Results demonstrate that RadixMLP efficiently handles ragged inference by scattering data only at attention operations and gathering it afterward, ensuring causal correctness is maintained. Scientists recorded that the technique’s efficiency stems from recognizing that tokens sharing identical causal history require identical position-wise computations. The breakthrough delivers a substantial reduction in arithmetic inefficiency, particularly during prefill workloads where position-wise components account for a large fraction of FLOPs. Measurements confirm that the MLP block, with its three matrix multiplications contributing approximately 6d · dint FLOPs per token, is a major computational bottleneck addressed by RadixMLP.

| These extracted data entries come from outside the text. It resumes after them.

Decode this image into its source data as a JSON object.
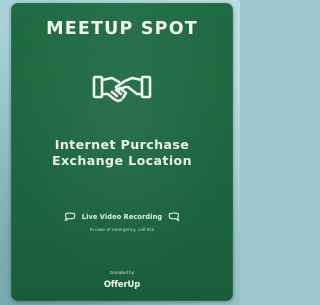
{
  "sign": {
    "title": "MEETUP SPOT",
    "subtitle_line1": "Internet Purchase",
    "subtitle_line2": "Exchange Location",
    "recording_label": "Live Video Recording",
    "emergency_note": "In case of emergency, call 911",
    "donated_label": "Donated by",
    "brand": "OfferUp",
    "icons": [
      "handshake-icon",
      "speech-bubble-icon"
    ],
    "colors": {
      "sign_green": "#1f6b44",
      "text": "#f2f5f1",
      "backdrop": "#9fc9cf"
    }
  }
}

Furthermore, the study details the implementation of efficient gather/scatter kernels and CPU-side index pre-computation, enhancing the practicality of RadixMLP. The work introduces a stateless approach to prefix deduplication, offering an alternative to persistent KV caches while maintaining compute reuse within a single forward pass. The team has open-sourced RadixMLP, integrating it into TEI and Candle, facilitating wider adoption and further research. This advancement promises to accelerate inference speeds for a range of applications, including embedding models, cross-encoder rerankers, and classification systems.

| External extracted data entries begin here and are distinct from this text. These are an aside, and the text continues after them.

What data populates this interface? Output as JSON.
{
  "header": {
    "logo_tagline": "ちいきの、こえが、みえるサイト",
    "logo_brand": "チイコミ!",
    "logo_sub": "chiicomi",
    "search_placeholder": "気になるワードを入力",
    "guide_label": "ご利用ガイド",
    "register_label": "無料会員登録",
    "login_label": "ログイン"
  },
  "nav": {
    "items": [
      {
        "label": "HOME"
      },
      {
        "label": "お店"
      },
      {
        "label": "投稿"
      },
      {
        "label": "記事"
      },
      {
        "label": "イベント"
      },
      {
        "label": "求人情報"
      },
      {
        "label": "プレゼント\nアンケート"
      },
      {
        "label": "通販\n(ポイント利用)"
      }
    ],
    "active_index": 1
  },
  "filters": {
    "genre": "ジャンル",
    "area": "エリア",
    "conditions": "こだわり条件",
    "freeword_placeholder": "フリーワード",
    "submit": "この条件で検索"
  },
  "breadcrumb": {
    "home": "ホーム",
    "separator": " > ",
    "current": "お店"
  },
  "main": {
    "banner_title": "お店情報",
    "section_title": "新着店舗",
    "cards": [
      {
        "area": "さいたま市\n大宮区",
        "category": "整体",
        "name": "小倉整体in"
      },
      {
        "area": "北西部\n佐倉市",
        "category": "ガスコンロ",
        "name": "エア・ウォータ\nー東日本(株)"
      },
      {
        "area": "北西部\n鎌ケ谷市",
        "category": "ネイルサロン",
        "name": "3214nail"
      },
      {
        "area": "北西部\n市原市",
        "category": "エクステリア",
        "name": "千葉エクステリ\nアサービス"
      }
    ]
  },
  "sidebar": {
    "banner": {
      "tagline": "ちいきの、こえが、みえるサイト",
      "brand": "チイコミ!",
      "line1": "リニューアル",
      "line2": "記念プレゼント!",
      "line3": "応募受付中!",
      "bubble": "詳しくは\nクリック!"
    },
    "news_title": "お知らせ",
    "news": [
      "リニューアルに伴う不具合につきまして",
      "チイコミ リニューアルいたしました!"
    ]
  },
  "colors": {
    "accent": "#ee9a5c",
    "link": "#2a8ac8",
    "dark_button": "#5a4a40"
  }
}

RadixMLP accelerates causal transformers via prefix sharing, achieving

Scientists have developed RadixMLP, a novel technique designed to accelerate batch inference for causal transformer models. This approach addresses redundancy in processing sequences with shared prefixes, common in tasks like system prompts, few-shot examples, and shared queries, by dynamically mapping batches to a prefix trie. RadixMLP compresses shared segments for efficient position-wise computation, scattering results only at attention boundaries, and operates within a single forward pass without requiring statefulness. Researchers demonstrated significant speed improvements using RadixMLP with Qwen3 models ranging from 0.6 to 8 billion parameters.

End-to-end serving benchmarks on the MS MARCO v1.1 dataset showed speedups of 1.44 to 1.59 in realistic reranking workloads, and even greater gains were observed in synthetic benchmarks featuring longer shared prefixes. Ablation studies confirmed that RadixMLP maintains gradient correctness for modified position-wise components, with any observed differences in backward passes primarily attributable to factors like precision and attention kernel implementations, rather than the compaction process itself. The authors acknowledge that further investigation is needed to assess the technique’s impact on large-scale training runs. Future research directions could explore the effects of RadixMLP in more extensive training scenarios and potentially investigate its compatibility with a wider range of transformer architectures. However, the current findings establish RadixMLP as a promising method for enhancing the efficiency of causal transformer inference, particularly in applications involving substantial prefix sharing.